Mark is nearly "un-stumpable" when it comes to movie quotes and humor. All are very different and they bring very different things to the table to create their music.
Over the years, all members of blink have progressed as musicians, fathers and people. Will The Blinkumentary touch on any of those aspects (i.e., Travis's solo career; +44; Mark's production projects and Tom's role as the frontman for AVA)? If so, how will you go about it? If not, why leave it out?
Yes, we have touched on some of that. For this film we mostly wanted to show them reuniting as a band, and as friends, and touring.
Describe some of the challenges you've faced during this project.
Producing this film has been great for us at HND$M*RNDSM. It's exactly the kind of project we were looking to create. There have been struggles, and long, long hours, but nothing super challenging really comes to mind. It’s been beyond great.
When can fans expect The Blinkumentary to hit screens?
We have been working with the band and their management people to have an exact release date. So far, it’s looks like fans will see the first installation by mid-summer.
How did you go about becoming a director/producer?
I got a Hi-8 video camera as a youngster and started filming skating and snowboarding. I was also was into photography pretty heavy. I didn't have any resources for editing in the small New England town where I grew up, so I went to stay with my grandparents because they had a public access channel in their town. I was able to learn to edit when there.
At the public access channel, there were so many creeps that had shows, but it was a great opportunity to learn. I then got my degree in Filmmaking, shot more professional skate videos, moved to LA and learned more about the craft.
I like the idea of creating something of substance from start to finish. Producing allows you to do that while directing allows you to get very creative with actually building the product. It’s the right balance for me.
What other projects are you and your film company currently focused on?
The Blinkumentary has taken up the majority of our time. We have done videos for a few other artists. Most recently, we shot a day in the life video with rapper Asher Roth for his new mix-tape release. We have been very focused on seeing this film through till it is finished.
We also have a few TV shows in development.
As a director, what are your future goals? In other words, do you see yourself shooting other documentaries based on popular bands, or would you like to shift to other areas of film, such as drama or comedy?
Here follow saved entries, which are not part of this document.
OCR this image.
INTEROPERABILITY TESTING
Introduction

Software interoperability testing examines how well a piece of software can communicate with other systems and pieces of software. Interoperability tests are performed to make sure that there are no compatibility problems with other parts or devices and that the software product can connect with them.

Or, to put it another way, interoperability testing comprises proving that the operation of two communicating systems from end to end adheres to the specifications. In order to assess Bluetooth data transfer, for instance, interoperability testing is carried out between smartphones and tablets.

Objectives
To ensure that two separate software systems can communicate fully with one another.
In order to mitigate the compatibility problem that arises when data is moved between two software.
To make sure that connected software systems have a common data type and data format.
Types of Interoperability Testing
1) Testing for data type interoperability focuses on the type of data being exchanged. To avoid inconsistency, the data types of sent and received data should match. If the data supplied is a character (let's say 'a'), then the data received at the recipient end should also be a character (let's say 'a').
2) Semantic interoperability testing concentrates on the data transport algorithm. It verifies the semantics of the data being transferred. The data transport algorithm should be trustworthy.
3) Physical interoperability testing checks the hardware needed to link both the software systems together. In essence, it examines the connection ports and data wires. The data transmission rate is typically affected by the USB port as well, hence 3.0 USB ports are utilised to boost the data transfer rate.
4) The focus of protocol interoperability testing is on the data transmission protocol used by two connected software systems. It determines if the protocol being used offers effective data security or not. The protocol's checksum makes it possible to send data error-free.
My future goals are to continue to shoot documentary films with musicians as well as music videos. I want to continue to develop the TV show ideas we have [and eventually] direct narrative films. I am currently writing a comedy script. Keep your eyes out for that.
Describe to Examiner readers your craziest story from the reunion tour.
I cannot explain how many stories there are, but there is one that just popped into my mind. During the tour I bunked on Mark Hoppus's bus for the majority of the time. Our post-show routine usually consisted of food, drinks and movies.
One night we were watching one of our favorites, the cult classic Wet Hot American Summer. If you're familiar with the film, you will remember the scene in the wood shed that involved two men, "acting passionately towards each other," shot VERY graphically.
During this scene, our bus driver walked onto the bus so quickly that there was no way to change the channel or provide explanation for the scene plastered on several TVs throughout the bus. He gave the three of us (me, Mark Hoppus and Chris Holmes) a pretty interesting look, then just walked to the front of the bus without saying a word.
Let’s just say, it was pretty uncomfortable making eye contact with him the next day.
Favorite movie of 2009 would be:
Anvil! The Story of Anvil
Favorite movie of all time:
Tough one. Raging Bull or Miller's Crossing.
Favorite Blink song to hear during the reunion tour:
Best band that we're not listening to:
Best movie that we haven't seen:
Wet Hot American Summer or Thunderbolt and Lightfoot.